It’s been long since….8th grade, I think? A long time, let’s leave it at that. I never used to know what the heck to do with all my hair, so it was habitually put into a messy bun at the back of my head. I’ve gotten better with finding different ways to style it, but I love the styles from the ’40s and ’50s.
The problem is that hair was usually worn (much) shorter then. I can pin curl and victory roll ’til I drop, but it never looks quite right, as it’s about 8 inches longer than it should be for those styles.
I could just cut my hair, but that is something We Shall Not Speak Of.
Lately I’ve been looking back to eras when women wore their hair long, which landed me in the Victorian era. And can I just say, oy gevalt. Holy moly. Shut the front door. Sweet fancy Moses. Apparently, this was the time period when going to a hairdresser became popular, and it shows. Some of those styles look like they require 6 people, 2 hours, a Nembutal, and a yak to put it all together.

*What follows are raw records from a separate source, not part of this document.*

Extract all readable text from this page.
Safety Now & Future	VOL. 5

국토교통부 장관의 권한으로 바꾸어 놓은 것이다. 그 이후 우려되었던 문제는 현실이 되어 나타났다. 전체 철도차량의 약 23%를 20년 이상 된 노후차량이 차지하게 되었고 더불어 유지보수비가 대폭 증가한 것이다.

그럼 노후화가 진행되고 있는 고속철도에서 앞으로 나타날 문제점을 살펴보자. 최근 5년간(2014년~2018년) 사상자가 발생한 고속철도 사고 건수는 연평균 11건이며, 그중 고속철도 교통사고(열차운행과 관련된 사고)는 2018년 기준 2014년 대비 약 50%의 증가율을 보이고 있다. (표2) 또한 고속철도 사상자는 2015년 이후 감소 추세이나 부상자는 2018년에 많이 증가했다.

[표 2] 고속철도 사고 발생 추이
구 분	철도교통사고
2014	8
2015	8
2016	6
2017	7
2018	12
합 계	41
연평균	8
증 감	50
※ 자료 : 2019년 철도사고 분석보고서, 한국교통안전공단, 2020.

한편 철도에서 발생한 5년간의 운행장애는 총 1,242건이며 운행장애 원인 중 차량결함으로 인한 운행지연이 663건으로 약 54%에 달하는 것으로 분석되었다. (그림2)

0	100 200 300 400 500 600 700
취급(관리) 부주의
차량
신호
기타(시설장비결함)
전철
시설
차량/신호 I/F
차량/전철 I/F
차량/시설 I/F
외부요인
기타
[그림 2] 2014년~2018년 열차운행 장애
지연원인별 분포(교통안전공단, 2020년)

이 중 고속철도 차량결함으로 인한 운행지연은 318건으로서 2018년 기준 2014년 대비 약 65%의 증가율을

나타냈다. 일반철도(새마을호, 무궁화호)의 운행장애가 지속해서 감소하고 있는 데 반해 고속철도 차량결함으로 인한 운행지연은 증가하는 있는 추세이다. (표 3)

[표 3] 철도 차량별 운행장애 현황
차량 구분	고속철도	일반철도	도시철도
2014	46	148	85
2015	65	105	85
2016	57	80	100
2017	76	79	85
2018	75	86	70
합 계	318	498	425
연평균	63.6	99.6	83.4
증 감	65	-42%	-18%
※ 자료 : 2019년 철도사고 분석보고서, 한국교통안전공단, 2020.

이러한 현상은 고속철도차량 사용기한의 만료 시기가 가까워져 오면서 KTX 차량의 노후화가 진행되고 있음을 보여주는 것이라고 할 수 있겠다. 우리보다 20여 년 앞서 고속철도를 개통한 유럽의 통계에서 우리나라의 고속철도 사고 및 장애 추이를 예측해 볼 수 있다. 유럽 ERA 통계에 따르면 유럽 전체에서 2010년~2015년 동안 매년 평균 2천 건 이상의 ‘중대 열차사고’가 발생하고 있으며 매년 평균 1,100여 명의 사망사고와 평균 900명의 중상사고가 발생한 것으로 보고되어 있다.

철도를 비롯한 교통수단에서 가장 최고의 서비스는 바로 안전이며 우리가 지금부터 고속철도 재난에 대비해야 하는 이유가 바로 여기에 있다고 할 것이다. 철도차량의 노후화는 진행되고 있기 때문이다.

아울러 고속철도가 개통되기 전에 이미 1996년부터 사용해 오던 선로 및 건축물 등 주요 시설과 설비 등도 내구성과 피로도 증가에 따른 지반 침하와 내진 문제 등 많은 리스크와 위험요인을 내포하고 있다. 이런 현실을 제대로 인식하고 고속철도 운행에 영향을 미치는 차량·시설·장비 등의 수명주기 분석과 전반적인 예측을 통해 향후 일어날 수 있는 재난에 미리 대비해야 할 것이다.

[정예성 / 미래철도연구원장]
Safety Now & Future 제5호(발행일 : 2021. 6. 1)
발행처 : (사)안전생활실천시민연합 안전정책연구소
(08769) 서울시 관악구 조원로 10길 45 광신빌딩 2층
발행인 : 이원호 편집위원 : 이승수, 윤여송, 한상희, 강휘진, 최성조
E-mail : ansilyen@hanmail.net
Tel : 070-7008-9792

Eventually I remembered the Gibson Girl. The Gibson Girl, who wore her hair piled on top of her head. Now that I can handle.
Here’s the result of one of my attempts. The good news is that this style is supposed to be messy, so I’ve got that going for me. Which is nice.
Want to have Gibson Girl hair? Read on!
You will need a hair brush and bobby pins. That be all. Your hair also needs to be long enough that it can all reach the top of your head. If it can’t all be piled up on top of your head, it’s too short for this style.
First, brush your hair.
Next, part your hair from one ear across to the other ear.
Start coiling the hair loosely. You want to coil the hair right on top of the bobby pins that are already there. The bobby pins used to pin the front section of hair in place will act as an anchor. Again, coil loosely. You’re trying to achieve a loose sort of mass, not a rigid bun.
Pin the coil into place. Crossing your pins over each other in an X shape around the perimeter of the coil is the easiest way to go.